Category: Continuous Strand Weaving
This cozy little scarf was completed yesterday. It’s another rectangle loom scarf using my Hideaway Homestead loom on the 10″ x 48″ setting. I’ve found they “shrink” in width about 2″ or more, but the length stays about the same. The yarn was Yarn Bee First Love, which is 100% polyester. It holds its shape very nicely off the loom:
I’ve struggled using a crochet hook as a continuous strand weaving tool. When you first start a project, it’s easiest to use your hands to weave, but after about twenty rows, it’s faster to use a crochet hook; however, there are times it works perfectly and there are times the yarn jumps off while pulling it through the shed or the hook itself snags the yarn and creates a mess. I’ve often thought there should be something better than a crochet hook for this type of weaving. Some weavers use a long, wooden hook that has what appears to be a deeper, sturdier looking hook, but I still thought there should be something that almost locks in the yarn but allows it to travel through the opening freely while pulling the working yarn through the shed.

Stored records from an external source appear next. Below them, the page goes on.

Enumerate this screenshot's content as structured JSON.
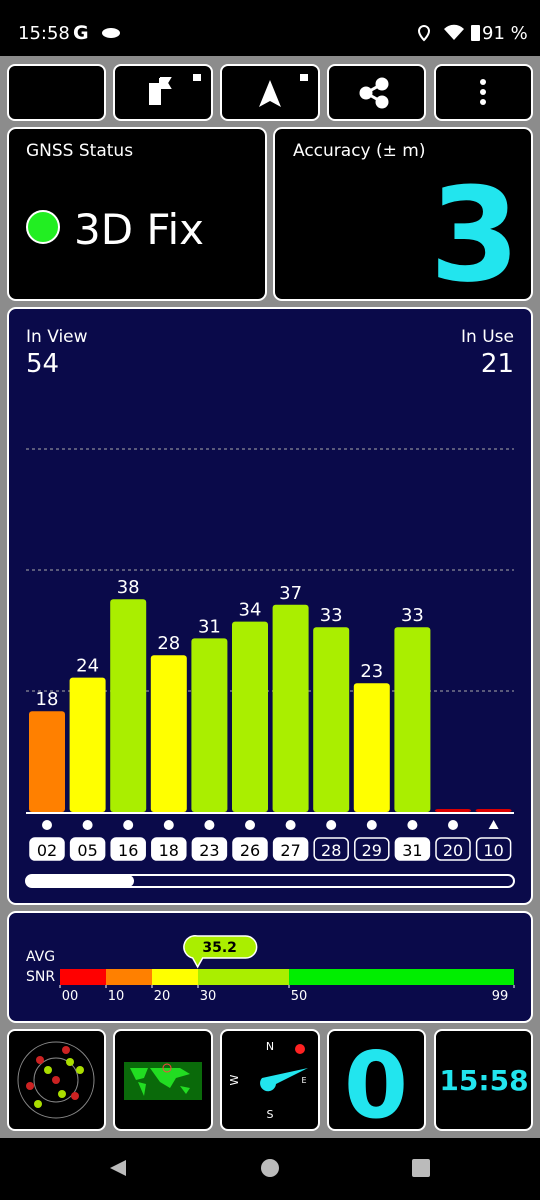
{
  "status_bar": {
    "time": "15:58",
    "carrier": "G",
    "battery": "91 %"
  },
  "gnss_status": {
    "label": "GNSS Status",
    "fix": "3D Fix"
  },
  "accuracy": {
    "label": "Accuracy (± m)",
    "value": 3
  },
  "satellites": {
    "in_view_label": "In View",
    "in_view": 54,
    "in_use_label": "In Use",
    "in_use": 21,
    "bars": [
      {
        "id": "02",
        "snr": 18,
        "color": "#ff8000",
        "used": true,
        "marker": "dot"
      },
      {
        "id": "05",
        "snr": 24,
        "color": "#ffff00",
        "used": true,
        "marker": "dot"
      },
      {
        "id": "16",
        "snr": 38,
        "color": "#aaee00",
        "used": true,
        "marker": "dot"
      },
      {
        "id": "18",
        "snr": 28,
        "color": "#ffff00",
        "used": true,
        "marker": "dot"
      },
      {
        "id": "23",
        "snr": 31,
        "color": "#aaee00",
        "used": true,
        "marker": "dot"
      },
      {
        "id": "26",
        "snr": 34,
        "color": "#aaee00",
        "used": true,
        "marker": "dot"
      },
      {
        "id": "27",
        "snr": 37,
        "color": "#aaee00",
        "used": true,
        "marker": "dot"
      },
      {
        "id": "28",
        "snr": 33,
        "color": "#aaee00",
        "used": false,
        "marker": "dot"
      },
      {
        "id": "29",
        "snr": 23,
        "color": "#ffff00",
        "used": false,
        "marker": "dot"
      },
      {
        "id": "31",
        "snr": 33,
        "color": "#aaee00",
        "used": true,
        "marker": "dot"
      },
      {
        "id": "20",
        "snr": 0,
        "color": "#dd0000",
        "used": false,
        "marker": "dot"
      },
      {
        "id": "10",
        "snr": 0,
        "color": "#dd0000",
        "used": false,
        "marker": "triangle"
      }
    ]
  },
  "snr": {
    "avg_label": "AVG",
    "snr_label": "SNR",
    "average": 35.2,
    "ticks": [
      {
        "value": 0,
        "label": "00"
      },
      10,
      20,
      30,
      50,
      99
    ],
    "colors": [
      "#ff0000",
      "#ff8000",
      "#ffff00",
      "#aaee00",
      "#00ee00"
    ]
  },
  "tiles": {
    "satellites_used": 0,
    "time": "15:58",
    "compass": {
      "n": "N",
      "e": "E",
      "s": "S",
      "w": "W"
    }
  }
}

Then I thought of using the humble kitchen skewer. If I could add a handle to this, it’d be a perfect tool for weaving this way. I’ve been using it without a handle, and it’s great. The yarn doesn’t snag, it only jumps out of place on occasion, and using the rounded end to weave over/under works really well. It’ll only be the last five rows or so where the size of this becomes an issue, and then… back to the crochet hook.
The yarn was a challenge (Schachenmayr Original Boston Sun (Earth Mix)). I’m making a note because I chose, on purpose, a yarn I wouldn’t have chosen. I wanted to see what the colors would look like on the loom. Believe me, the orange is a blaze hunting orange, but it looks far softer in the photo. The bigger issue was that the yarn itself was snaggy. It split and frayed and pretty much made the project difficult to complete. I think it’s better for knitting.